Maglie. L’ambiente, la storia, il dialetto, la cultura popolare. Presentazione di Nicola G. De Donno – Congedo editore, Galatina, 1995  

90° num., serie seconda, della ‘Biblioteca di Cultura Pugliese’, diretta da Mario Congedo; stampato nel 1995, col patrocinio della Società di Storia Patria per la Puglia (sez. di Maglie-Otranto), da Arti Grafiche Pugliesi di Martina Franca (Ta), per conto di Congedo editore. 490 p., [56] c. di tav. : ill.; 26 cm. – (Biblioteca di Cultura Pugliese ; 90). Elegante veste tipografica con copertina in tela e lucida sovracoperta con locali dipinti settecenteschi. ISBN 88-8086-055-0

A cominciare dall’etimologia del nome e dagli albori preistorici e protostorici dell’insediamento umano sulle piccole alture occidentali e, dall’VIII-IX secolo, nell’avvallamento corrispondente al primo centro storico, il libro passa in rassegna situazioni e problemi della popolazione magliese nell’età medievale, moderna e contemporanea, mirando a colmare vuoti di conoscenza e a correggere notizie finora imprecise o lacunose sulla vita delle generazioni passate. Una storia orizzontale e verticale dell’avanzamento civile del paese, importante centro salentino d’irradiazione della cultura, di antica tradizione artigiana e di feconda attività commerciale e professionale.

 

 

Presentazione di Nicola G. De Donno (alle pp. 7-8 del volume)

Emilio Panarese, più di me appassionato alle ricerche di storia magliese, mi ha espresso il desiderio che sia io a scrivere la presentazione del suo poderoso e ponderoso volume.

Esso non è soltanto, oggettivamente, una ampia e totalizzante monografia della nostra comune (fisica, culturale e spirituale) città/patria; la prima monografia che sia stata tentata e portata a compimento; ma anche, soggettivamente, il resoconto di mezzo secolo di tenace ricerca, il frutto del lavoro di tutta una vita. Il frutto, anche, di un equilibrio nel giudicare e di una saggezza nel commentare, che sono le risultanti di un’applicazione allo studio storiografico e di una meditazione sulle vicende storiche seria, lunga, intelligente.
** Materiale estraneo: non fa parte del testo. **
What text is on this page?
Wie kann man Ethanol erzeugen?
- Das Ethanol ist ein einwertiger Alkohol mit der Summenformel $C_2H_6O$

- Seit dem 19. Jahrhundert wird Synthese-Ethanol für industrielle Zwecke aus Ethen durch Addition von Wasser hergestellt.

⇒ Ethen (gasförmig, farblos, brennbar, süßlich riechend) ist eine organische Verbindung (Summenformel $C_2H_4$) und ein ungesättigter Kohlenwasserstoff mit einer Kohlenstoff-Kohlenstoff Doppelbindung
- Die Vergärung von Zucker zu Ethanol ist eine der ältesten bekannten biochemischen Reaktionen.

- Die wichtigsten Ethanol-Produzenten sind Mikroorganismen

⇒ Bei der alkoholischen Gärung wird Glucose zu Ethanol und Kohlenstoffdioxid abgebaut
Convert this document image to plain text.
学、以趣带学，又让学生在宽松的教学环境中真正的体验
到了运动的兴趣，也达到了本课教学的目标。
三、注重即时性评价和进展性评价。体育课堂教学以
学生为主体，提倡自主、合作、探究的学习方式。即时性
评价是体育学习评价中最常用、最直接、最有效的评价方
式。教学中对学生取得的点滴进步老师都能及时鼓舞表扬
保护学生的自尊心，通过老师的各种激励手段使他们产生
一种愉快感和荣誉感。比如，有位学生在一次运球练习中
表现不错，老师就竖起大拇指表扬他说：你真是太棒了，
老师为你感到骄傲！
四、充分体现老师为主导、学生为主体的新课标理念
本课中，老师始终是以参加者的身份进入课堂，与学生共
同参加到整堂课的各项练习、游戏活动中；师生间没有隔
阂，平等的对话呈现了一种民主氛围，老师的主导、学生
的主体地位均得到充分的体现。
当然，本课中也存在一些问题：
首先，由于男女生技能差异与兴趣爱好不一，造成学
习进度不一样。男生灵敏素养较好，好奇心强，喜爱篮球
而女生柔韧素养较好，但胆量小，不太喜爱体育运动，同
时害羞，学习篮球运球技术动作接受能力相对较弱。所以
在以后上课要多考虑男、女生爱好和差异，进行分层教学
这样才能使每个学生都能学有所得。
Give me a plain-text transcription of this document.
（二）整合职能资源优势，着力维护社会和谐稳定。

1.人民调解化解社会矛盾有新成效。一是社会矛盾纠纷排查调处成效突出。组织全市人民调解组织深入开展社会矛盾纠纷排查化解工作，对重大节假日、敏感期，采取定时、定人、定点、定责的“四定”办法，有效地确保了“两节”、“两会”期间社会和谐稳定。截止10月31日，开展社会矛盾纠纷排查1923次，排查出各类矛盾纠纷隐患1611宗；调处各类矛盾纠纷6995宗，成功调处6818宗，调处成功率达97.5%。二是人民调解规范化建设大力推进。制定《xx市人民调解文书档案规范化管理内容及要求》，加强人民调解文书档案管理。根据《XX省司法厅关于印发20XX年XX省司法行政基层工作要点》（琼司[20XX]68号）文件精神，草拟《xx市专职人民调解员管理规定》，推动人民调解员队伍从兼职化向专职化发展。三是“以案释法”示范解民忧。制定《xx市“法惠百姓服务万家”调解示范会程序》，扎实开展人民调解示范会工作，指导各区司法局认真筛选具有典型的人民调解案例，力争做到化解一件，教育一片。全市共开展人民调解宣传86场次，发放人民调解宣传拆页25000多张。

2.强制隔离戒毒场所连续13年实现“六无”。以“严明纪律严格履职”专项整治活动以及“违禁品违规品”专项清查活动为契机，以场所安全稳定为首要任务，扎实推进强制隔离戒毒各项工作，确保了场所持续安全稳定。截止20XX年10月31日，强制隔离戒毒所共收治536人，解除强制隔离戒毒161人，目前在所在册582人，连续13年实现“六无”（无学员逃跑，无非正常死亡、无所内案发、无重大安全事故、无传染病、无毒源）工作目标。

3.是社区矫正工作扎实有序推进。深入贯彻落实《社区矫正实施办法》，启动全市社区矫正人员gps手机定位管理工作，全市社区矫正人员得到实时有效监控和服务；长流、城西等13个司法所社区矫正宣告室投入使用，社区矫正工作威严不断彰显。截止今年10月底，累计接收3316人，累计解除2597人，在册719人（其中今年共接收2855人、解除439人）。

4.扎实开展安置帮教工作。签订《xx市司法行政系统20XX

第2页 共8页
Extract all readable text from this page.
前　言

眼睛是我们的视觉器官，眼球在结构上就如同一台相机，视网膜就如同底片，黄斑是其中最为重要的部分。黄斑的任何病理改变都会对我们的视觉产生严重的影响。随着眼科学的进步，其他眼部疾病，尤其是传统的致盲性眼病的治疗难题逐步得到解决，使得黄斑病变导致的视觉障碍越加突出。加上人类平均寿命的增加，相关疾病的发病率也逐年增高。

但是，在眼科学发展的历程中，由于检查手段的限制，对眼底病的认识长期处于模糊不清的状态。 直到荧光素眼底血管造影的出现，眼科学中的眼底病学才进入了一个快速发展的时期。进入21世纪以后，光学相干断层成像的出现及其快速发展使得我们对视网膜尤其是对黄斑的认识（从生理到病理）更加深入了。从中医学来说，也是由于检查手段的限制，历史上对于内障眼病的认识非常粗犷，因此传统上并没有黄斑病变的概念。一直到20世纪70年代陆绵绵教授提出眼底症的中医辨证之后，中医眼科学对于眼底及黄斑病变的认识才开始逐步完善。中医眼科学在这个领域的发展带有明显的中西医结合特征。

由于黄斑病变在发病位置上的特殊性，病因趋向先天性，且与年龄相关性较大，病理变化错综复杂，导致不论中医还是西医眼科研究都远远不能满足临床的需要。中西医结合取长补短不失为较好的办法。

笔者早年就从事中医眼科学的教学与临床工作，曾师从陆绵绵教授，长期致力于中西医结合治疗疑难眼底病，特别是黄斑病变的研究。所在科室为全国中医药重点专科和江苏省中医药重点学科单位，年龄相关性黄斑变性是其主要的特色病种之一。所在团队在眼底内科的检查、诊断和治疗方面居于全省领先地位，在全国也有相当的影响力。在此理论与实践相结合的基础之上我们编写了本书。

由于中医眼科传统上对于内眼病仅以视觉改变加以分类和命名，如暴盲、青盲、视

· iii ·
Allora, come stringere in breve presentazione la vastità e varietà di una tale opera? Vastità e varietà, che già risultano dalla scelta del titolo da parte dell’autore. Esso non è Storia di Maglie, ma più vastamente, con più dettagliata aderenza alla materia complessiva e complessa, Maglie. L’ambiente, la storia, il dialetto, la cultura popolare.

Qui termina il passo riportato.